Aleksey Kravchenko was absolutely incredible as young Florya. In many scenes, Aleksey isn’t given much dialogue, and the only tool at his disposal for conveying his distress is the expression of horror on his face. Somehow, Kravchenko, who was only fifteen at the time this was filmed, was able to show his horror in a devastating way. The look on his face during some scenes still haunts me as I write this review. During my viewing, I kept thinking back and making comparisons to the lachrymose performance of Maria Falconetti in “The Passion of Joan of Arc” (1928).

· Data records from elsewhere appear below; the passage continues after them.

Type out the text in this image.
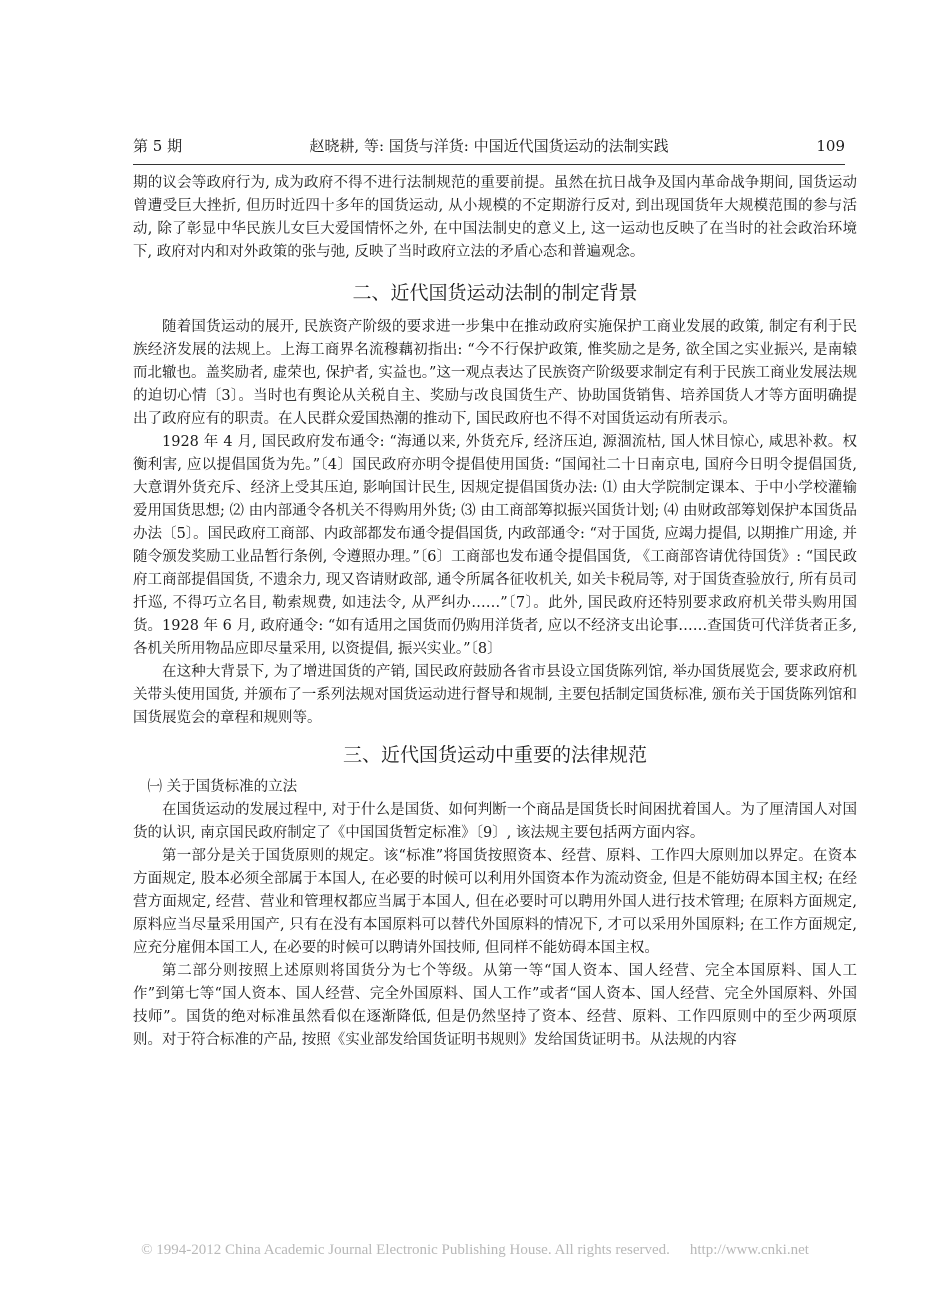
第 5 期	赵晓耕, 等: 国货与洋货: 中国近代国货运动的法制实践	109

期的议会等政府行为, 成为政府不得不进行法制规范的重要前提。虽然在抗日战争及国内革命战争期间, 国货运动曾遭受巨大挫折, 但历时近四十多年的国货运动, 从小规模的不定期游行反对, 到出现国货年大规模范围的参与活动, 除了彰显中华民族儿女巨大爱国情怀之外, 在中国法制史的意义上, 这一运动也反映了在当时的社会政治环境下, 政府对内和对外政策的张与弛, 反映了当时政府立法的矛盾心态和普遍观念。

二、近代国货运动法制的制定背景

随着国货运动的展开, 民族资产阶级的要求进一步集中在推动政府实施保护工商业发展的政策, 制定有利于民族经济发展的法规上。上海工商界名流穆藕初指出: “今不行保护政策, 惟奖励之是务, 欲全国之实业振兴, 是南辕而北辙也。盖奖励者, 虚荣也, 保护者, 实益也。”这一观点表达了民族资产阶级要求制定有利于民族工商业发展法规的迫切心情〔3〕。当时也有舆论从关税自主、奖励与改良国货生产、协助国货销售、培养国货人才等方面明确提出了政府应有的职责。在人民群众爱国热潮的推动下, 国民政府也不得不对国货运动有所表示。

1928 年 4 月, 国民政府发布通令: “海通以来, 外货充斥, 经济压迫, 源涸流枯, 国人怵目惊心, 咸思补救。权衡利害, 应以提倡国货为先。”〔4〕国民政府亦明令提倡使用国货: “国闻社二十日南京电, 国府今日明令提倡国货, 大意谓外货充斥、经济上受其压迫, 影响国计民生, 因规定提倡国货办法: ⑴ 由大学院制定课本、于中小学校灌输爱用国货思想; ⑵ 由内部通令各机关不得购用外货; ⑶ 由工商部筹拟振兴国货计划; ⑷ 由财政部筹划保护本国货品办法〔5〕。国民政府工商部、内政部都发布通令提倡国货, 内政部通令: “对于国货, 应竭力提倡, 以期推广用途, 并随令颁发奖励工业品暂行条例, 令遵照办理。”〔6〕工商部也发布通令提倡国货, 《工商部咨请优待国货》: “国民政府工商部提倡国货, 不遗余力, 现又咨请财政部, 通令所属各征收机关, 如关卡税局等, 对于国货查验放行, 所有员司扦巡, 不得巧立名目, 勒索规费, 如违法令, 从严纠办……”〔7〕。此外, 国民政府还特别要求政府机关带头购用国货。1928 年 6 月, 政府通令: “如有适用之国货而仍购用洋货者, 应以不经济支出论事……查国货可代洋货者正多, 各机关所用物品应即尽量采用, 以资提倡, 振兴实业。”〔8〕

在这种大背景下, 为了增进国货的产销, 国民政府鼓励各省市县设立国货陈列馆, 举办国货展览会, 要求政府机关带头使用国货, 并颁布了一系列法规对国货运动进行督导和规制, 主要包括制定国货标准, 颁布关于国货陈列馆和国货展览会的章程和规则等。

三、近代国货运动中重要的法律规范
㈠ 关于国货标准的立法

在国货运动的发展过程中, 对于什么是国货、如何判断一个商品是国货长时间困扰着国人。为了厘清国人对国货的认识, 南京国民政府制定了《中国国货暂定标准》〔9〕, 该法规主要包括两方面内容。

第一部分是关于国货原则的规定。该“标准”将国货按照资本、经营、原料、工作四大原则加以界定。在资本方面规定, 股本必须全部属于本国人, 在必要的时候可以利用外国资本作为流动资金, 但是不能妨碍本国主权; 在经营方面规定, 经营、营业和管理权都应当属于本国人, 但在必要时可以聘用外国人进行技术管理; 在原料方面规定, 原料应当尽量采用国产, 只有在没有本国原料可以替代外国原料的情况下, 才可以采用外国原料; 在工作方面规定, 应充分雇佣本国工人, 在必要的时候可以聘请外国技师, 但同样不能妨碍本国主权。

第二部分则按照上述原则将国货分为七个等级。从第一等“国人资本、国人经营、完全本国原料、国人工作”到第七等“国人资本、国人经营、完全外国原料、国人工作”或者“国人资本、国人经营、完全外国原料、外国技师”。国货的绝对标准虽然看似在逐渐降低, 但是仍然坚持了资本、经营、原料、工作四原则中的至少两项原则。对于符合标准的产品, 按照《实业部发给国货证明书规则》发给国货证明书。从法规的内容

© 1994-2012 China Academic Journal Electronic Publishing House. All rights reserved. http://www.cnki.net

As the film moves forward towards its grim conclusion, we’re shown different perspectives of the war. Despite this films being of the best anti-war movies I’ve ever seen, none of this film really happens on a battlefield (the bombing in the woods is the closest we get to an actual battle). Most of the violence of this film happens off screen (barely). The aftermath is what the director chose to focus on. This film chooses to stay with the villagers as Germans and Soviets alike come through the towns, pillaging what food they can in order to make ends meet. The journey Florya goes through leads him down some paths that have a lot to say about ethics and morals. There’s a scene (Small spoiler in just this sentence) when Florya comes across a group of people that are starving, and in an attempt to help them, he steals a cow from an innocent farmer, only to have the cow gunned down before he can get it back to the village. All of Florya’s efforts to make things better are quashed, and he becomes more and more worn out as we near the end.
Towards the very end of the film, after the climax has happened, Klimov ends the film in a more experimental way. He interweaves real stock footage of the holocaust and shots of Hitler’s rise to power with shots from the film. Many of the stock footage images are shown in reverse, and the final stock image shown is a picture of Hitler. The film lingers on the horrors put in motion by one man’s ideas, and the powerlessness of the common man in the face of that horror. That powerlessness that Florya feels, and Klimov makes the viewer feel, is something that I believe will make this film linger longer in the minds of the viewer.
Though not as graphic as movies like “Schinder’s List” (1993), “Platoon” (1986), or “Full Metal Jacket” (1987), “Come and See'“ proclaims just as strong of an anti-war message. This film is harrowing and disturbing and it’s not to be watched lightly (this isn’t a popcorn flick that’s easily watched and forgotten). “Come and See” is a film that deserves to be seen, but know what you’re getting into before you see it.